Together we went to the bottle depot where he learned how to sort the bottles from the cans, and how to take all the lids off. We have now been doing this for ever a year, and he has saved up $150. His three year old sister was so helpful at the depot that when she turned 3 they started splitting their earnings, and she already has $30 in her little stash.
Some other broad ideas that might work depending on your child’s age are:
- Send them out with a shovel, and have them help people with their driveways or business sidewalks
- mowing lawns
- paper route
- pet sitting
- dog walking
- vacuuming out and cleaning your/friend’s cars
- offering to do some baking (my friends little girl is amazing at this)
- going coin hunting through the couch cushions
- baby sitting
- poop scooping yards
- raking leaves
Set some savings goals together
Once your children are making a little bit of money, sit down with them and ask them what they would like to do with it. Ask them what they would like to be saving up their money for, if they are older it might be a car, or a college fund.
Since our children are little, they had savings goals like a remote control car, and a trampoline. It may help to find a way to visually track their progress, so they can see that they are getting closer to meeting their own goals.
This could be something like transferring beans from one jar to another, a little saving thermometer, or different tracking tool they could color in or check off. Heck, this still motivates me and I am in my mid thirties!
Allow them to handle cash
There are several ways for your kids to get money such as birthdays, allowance, chore commissions, or small age appropriate jobs. In this house if the kids want to use their money to buy something, I allow them to be the one to take it uptown, pick out their toy, and pay at the till.

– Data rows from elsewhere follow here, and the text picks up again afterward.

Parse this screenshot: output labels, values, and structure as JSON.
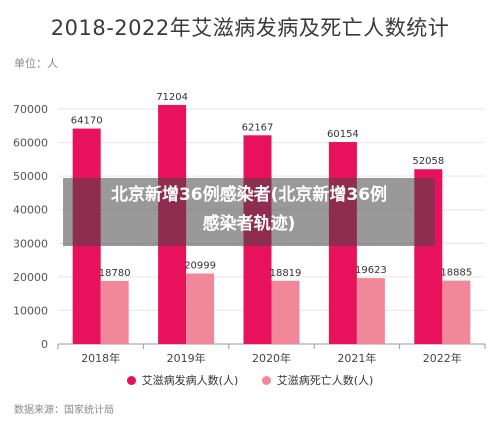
{
  "chart_data": {
    "type": "bar",
    "title": "2018-2022年艾滋病发病及死亡人数统计",
    "unit_label": "单位：人",
    "source": "数据来源：国家统计局",
    "categories": [
      "2018年",
      "2019年",
      "2020年",
      "2021年",
      "2022年"
    ],
    "ylim": [
      0,
      70000
    ],
    "yticks": [
      0,
      10000,
      20000,
      30000,
      40000,
      50000,
      60000,
      70000
    ],
    "grid": true,
    "legend_position": "bottom",
    "series": [
      {
        "name": "艾滋病发病人数(人)",
        "color": "#e8115b",
        "values": [
          64170,
          71204,
          62167,
          60154,
          52058
        ]
      },
      {
        "name": "艾滋病死亡人数(人)",
        "color": "#f0889a",
        "values": [
          18780,
          20999,
          18819,
          19623,
          18885
        ]
      }
    ]
  },
  "overlay": {
    "line1": "北京新增36例感染者(北京新增36例",
    "line2": "感染者轨迹)"
  }
}
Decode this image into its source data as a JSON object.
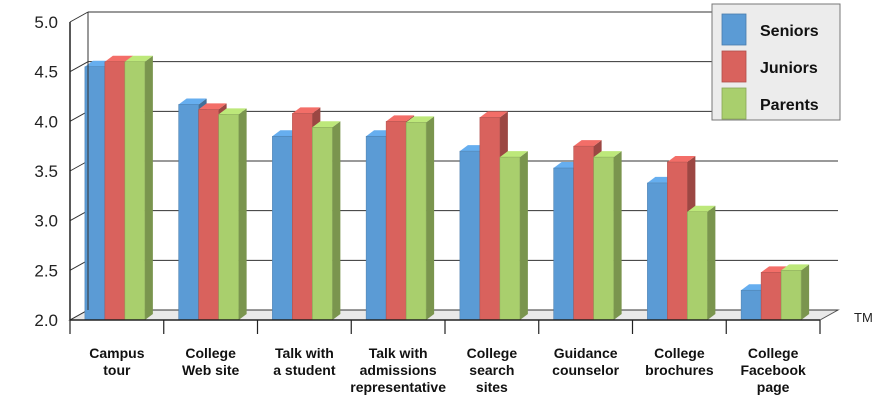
{
  "chart_data": {
    "type": "bar",
    "title": "",
    "xlabel": "",
    "ylabel": "",
    "ylim": [
      2.0,
      5.0
    ],
    "yticks": [
      "2.0",
      "2.5",
      "3.0",
      "3.5",
      "4.0",
      "4.5",
      "5.0"
    ],
    "grid": true,
    "legend_position": "top-right",
    "categories": [
      "Campus tour",
      "College Web site",
      "Talk with a student",
      "Talk with admissions representative",
      "College search sites",
      "Guidance counselor",
      "College brochures",
      "College Facebook page"
    ],
    "category_label_lines": [
      [
        "Campus",
        "tour"
      ],
      [
        "College",
        "Web site"
      ],
      [
        "Talk with",
        "a student"
      ],
      [
        "Talk with",
        "admissions",
        "representative"
      ],
      [
        "College",
        "search",
        "sites"
      ],
      [
        "Guidance",
        "counselor"
      ],
      [
        "College",
        "brochures"
      ],
      [
        "College",
        "Facebook",
        "page"
      ]
    ],
    "series": [
      {
        "name": "Seniors",
        "color": "#5b9bd5",
        "values": [
          4.55,
          4.17,
          3.85,
          3.85,
          3.7,
          3.53,
          3.38,
          2.3
        ]
      },
      {
        "name": "Juniors",
        "color": "#d9625d",
        "values": [
          4.6,
          4.12,
          4.08,
          4.0,
          4.04,
          3.75,
          3.59,
          2.48
        ]
      },
      {
        "name": "Parents",
        "color": "#a9cf6d",
        "values": [
          4.6,
          4.07,
          3.94,
          3.99,
          3.64,
          3.64,
          3.09,
          2.5
        ]
      }
    ]
  },
  "trademark": "TM"
}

If you are teaching your kids what the value of real money is, then allow them to actually see it, handle it, count it and spend it. I have seen lots of suggestions that include adding in a lot of play money and playing store… but how much more memorable is it to take them to a real store, and allow them to pay with real money?
Set up a piggy bank or bank account
Now that the kids have a way of earning money, they each have their own separate piggy bank. Every now and again we sit down and count it together and check how close we are to their goal amount for whatever toy it is they have chosen.

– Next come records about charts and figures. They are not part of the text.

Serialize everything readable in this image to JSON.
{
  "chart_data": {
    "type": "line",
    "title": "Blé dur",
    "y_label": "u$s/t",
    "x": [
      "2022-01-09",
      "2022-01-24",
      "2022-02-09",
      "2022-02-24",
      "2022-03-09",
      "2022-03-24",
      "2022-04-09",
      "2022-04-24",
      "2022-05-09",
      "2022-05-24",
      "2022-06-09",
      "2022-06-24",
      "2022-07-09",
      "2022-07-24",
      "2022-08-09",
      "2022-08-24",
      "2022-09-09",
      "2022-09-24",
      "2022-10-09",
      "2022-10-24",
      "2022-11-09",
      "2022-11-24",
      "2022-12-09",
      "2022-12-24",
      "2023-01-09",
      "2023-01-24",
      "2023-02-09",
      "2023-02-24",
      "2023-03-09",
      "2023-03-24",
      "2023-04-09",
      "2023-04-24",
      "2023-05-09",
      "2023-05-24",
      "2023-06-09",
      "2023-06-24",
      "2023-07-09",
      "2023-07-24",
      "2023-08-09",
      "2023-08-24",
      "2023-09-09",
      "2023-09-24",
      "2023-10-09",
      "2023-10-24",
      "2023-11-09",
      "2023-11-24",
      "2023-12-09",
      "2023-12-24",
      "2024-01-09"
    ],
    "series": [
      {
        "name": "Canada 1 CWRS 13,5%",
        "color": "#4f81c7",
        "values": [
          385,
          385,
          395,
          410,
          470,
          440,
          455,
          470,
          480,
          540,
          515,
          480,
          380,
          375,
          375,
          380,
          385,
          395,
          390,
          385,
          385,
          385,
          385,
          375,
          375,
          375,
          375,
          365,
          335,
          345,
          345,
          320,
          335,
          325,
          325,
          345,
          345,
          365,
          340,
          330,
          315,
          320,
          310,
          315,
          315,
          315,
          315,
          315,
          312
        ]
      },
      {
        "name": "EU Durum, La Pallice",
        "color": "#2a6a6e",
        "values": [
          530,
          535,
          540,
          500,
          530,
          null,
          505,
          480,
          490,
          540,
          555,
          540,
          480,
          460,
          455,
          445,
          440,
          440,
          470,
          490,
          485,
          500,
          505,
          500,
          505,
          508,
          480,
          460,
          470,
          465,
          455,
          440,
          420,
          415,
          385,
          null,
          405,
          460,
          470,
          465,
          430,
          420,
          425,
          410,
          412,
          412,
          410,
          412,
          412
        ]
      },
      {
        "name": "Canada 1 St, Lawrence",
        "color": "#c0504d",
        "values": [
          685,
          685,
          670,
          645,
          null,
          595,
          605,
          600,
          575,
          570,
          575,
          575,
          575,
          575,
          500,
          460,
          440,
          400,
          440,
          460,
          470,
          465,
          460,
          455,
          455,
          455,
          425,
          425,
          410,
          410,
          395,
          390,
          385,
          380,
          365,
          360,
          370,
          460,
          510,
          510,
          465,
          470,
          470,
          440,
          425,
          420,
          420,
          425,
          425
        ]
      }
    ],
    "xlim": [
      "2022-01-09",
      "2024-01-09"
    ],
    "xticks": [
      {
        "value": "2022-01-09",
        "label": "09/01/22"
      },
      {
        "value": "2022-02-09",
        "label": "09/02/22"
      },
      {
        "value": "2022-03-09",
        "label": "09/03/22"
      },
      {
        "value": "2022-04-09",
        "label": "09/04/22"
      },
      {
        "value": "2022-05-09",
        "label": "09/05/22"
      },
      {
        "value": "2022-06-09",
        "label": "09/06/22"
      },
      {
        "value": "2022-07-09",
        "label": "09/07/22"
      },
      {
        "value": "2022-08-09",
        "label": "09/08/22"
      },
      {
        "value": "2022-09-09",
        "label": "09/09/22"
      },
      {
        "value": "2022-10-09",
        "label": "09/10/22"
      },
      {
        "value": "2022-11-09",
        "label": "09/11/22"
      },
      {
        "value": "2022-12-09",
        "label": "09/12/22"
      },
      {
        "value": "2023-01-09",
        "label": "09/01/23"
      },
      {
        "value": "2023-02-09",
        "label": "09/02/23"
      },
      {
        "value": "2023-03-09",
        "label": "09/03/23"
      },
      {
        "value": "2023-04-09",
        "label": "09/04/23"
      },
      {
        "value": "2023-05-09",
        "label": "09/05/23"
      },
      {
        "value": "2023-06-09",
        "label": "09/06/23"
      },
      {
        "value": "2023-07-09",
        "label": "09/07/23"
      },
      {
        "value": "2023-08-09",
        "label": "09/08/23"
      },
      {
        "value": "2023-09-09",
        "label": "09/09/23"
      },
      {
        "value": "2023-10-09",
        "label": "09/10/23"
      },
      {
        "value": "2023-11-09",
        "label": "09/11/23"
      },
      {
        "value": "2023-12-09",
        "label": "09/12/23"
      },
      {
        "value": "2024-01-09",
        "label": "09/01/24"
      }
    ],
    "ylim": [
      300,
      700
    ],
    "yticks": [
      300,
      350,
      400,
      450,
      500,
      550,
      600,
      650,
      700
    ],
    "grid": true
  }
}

When there is something that the kids are wanting something just for them, like a happy meal instead of sharing one big meal, they ask to take it from their piggy banks.
As they grow, and have outgrown their glass jars, we will turn these into their own bank account with debit cards. When the time for debit cards has arrived, we will go through how to bank with them, including how to manage bank balances when its not easy to see.
Which leads to…
Let them spend their own money
How are kids supposed to know about the trade of cash for goods if we never let them do it? Or every time we go to buy them something they just see us pull out our debit cards to pay. Its okay to do that sometimes, but from time to time they need to be part of that transaction taking place.
Our kids use their own money for any fundraisers or giving at school or church, because I want to learn early how good it feels to having a giving and generous spirit.
My son’s school has a day where they bake enough goodies for the whole school, and then they sell the treats back to the students to fund raise for different charitable organizations. My son takes a good deal of pride in the fact that on school bake-sale days, he has enough to buy a little something for each one of us.
Its been such a cool thing to watch the kids, proud as can be, walk up to the till to pay for something using their “own monies!”
Its really helped to open up a space where they ask how much things are worth in dollar amounts. Its also been a really great lesson for them about quality vs quantity and how sometimes if we wait and spend our money on something of better quality, it will last much longer than the cheaply made dollar store toys.